U.S. Lectures
World on Human Rights as Cops Kill Blacks With Impunity
By Finian Cunningham
May 30, 2020 "Information
Clearing House" - “Being black in America
should not be a death sentence” – so said Minneapolis
Mayor Jacob Frey following the shocking, gruesome
killing of George Floyd by a police officer on the
streets of Saint Paul.
Floyd
(46) was
filmed by bystanders
handcuffed and pinned to the road face down while a cop
pressed his knee on his neck for eight minutes. Despite
desperate pleas from Floyd that he could not breathe and
protests from the bystanders to let him go, the police
officer choked him to death.
Four
officers have been
reportedly fired
following public outrage over the killing of Floyd.
Minneapolis and other cities have seen riots for several
nights running since the incident on May 25. Video
footage
shows the victim was
not resisting arrest as the police force had earlier
claimed. He was arrested on suspicion of passing a fake
$20 note at a restaurant. The use of such excessive
force by the police – even if the forgery claims are
substantiated – is obscenely disproportionate.

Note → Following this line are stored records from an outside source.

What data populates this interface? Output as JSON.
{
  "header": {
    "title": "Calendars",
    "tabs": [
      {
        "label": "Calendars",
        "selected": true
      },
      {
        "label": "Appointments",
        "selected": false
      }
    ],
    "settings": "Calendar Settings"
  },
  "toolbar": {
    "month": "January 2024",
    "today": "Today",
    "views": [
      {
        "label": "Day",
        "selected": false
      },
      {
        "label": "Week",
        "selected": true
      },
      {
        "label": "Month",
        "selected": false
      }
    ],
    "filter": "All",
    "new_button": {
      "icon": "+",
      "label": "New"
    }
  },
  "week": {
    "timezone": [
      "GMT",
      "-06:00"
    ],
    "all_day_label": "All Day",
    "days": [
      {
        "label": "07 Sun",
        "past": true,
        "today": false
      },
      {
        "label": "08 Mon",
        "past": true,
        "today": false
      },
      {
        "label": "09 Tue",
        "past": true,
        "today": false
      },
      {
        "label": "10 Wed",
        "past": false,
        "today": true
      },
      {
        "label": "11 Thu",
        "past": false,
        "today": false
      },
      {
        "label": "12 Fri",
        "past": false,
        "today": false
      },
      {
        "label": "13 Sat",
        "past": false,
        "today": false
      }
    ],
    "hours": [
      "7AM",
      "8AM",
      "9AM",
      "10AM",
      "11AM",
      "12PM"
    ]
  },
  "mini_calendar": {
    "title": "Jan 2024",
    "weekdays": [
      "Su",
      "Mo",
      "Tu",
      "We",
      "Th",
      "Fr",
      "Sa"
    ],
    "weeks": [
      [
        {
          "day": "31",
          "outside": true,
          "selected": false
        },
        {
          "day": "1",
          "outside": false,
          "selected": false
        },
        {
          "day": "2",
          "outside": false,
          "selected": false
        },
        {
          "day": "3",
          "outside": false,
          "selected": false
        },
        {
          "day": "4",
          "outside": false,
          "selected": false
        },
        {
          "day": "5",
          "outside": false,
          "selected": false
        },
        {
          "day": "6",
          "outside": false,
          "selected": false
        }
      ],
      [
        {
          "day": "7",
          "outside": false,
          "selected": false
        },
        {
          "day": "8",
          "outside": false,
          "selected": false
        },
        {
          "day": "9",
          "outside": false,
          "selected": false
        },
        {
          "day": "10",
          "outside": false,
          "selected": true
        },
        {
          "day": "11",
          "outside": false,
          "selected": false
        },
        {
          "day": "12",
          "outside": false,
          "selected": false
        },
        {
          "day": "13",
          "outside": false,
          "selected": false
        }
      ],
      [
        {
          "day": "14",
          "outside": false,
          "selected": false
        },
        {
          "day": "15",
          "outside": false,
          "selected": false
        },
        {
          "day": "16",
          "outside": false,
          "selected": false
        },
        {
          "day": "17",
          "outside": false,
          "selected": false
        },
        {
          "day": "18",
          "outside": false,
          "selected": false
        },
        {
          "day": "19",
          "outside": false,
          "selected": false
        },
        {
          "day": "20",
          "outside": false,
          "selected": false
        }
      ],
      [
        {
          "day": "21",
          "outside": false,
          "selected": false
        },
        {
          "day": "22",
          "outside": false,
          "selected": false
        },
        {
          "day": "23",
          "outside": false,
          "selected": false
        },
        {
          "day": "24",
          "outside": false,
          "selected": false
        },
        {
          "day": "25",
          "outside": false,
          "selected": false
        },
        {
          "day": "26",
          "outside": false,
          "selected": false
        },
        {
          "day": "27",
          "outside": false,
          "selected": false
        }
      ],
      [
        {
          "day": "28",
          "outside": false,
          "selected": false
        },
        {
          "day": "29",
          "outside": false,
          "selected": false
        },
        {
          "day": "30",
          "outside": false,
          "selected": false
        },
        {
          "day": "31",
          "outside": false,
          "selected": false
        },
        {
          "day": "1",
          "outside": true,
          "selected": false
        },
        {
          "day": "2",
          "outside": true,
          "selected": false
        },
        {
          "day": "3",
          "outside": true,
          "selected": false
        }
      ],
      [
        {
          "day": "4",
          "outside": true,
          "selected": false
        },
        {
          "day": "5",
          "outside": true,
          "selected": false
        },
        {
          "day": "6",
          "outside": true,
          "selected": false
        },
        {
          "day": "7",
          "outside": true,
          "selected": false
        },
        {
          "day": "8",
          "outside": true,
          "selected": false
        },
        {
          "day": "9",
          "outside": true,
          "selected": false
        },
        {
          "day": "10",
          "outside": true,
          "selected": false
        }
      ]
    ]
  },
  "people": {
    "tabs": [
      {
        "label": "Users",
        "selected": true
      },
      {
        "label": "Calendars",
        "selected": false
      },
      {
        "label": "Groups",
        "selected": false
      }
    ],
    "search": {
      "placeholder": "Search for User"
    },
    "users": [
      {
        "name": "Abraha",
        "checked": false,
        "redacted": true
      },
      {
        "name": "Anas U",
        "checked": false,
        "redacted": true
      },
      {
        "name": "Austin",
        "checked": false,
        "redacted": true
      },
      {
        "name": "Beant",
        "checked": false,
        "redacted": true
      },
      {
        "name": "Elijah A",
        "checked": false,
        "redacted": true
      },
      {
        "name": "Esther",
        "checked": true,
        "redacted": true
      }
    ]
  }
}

Evidently, George Floyd was lynched by a white cop on
the street of city in broad daylight. The victim’s real
“crime” was being black.
Studies
of official data consistently
show that U.S. black
males, proportionate to population, are far more likely
to die from encounters with police officers compared
with their white counterparts.
The case
of George Floyd is grimly
reminiscent of that of
Eric Garner who was choked to death by a police officer
in New York City in 2014. Garner was apprehended on
suspicion of selling contraband cigarettes on the
street. He also pleaded for mercy while in a
stranglehold, telling officers he could not breathe
before being throttled to death.
Most
deaths, however, at the hands of law enforcement
officers are caused by firearms. Invariably, the excuse
is parroted that the officer “felt his life was being
threatened” by the victim. Philando Castile was
shot dead with five
rounds at the wheel of his stationary car in July 2016
because the traffic cop claimed Castile was moving his
hand suspiciously. That was after the victim had calmly
told the officer he had a firearm in the car by way of
alerting him to avoid fatal mistake.
The vast majority of cops accused of these kind of
racist killings are never prosecuted, or else acquitted.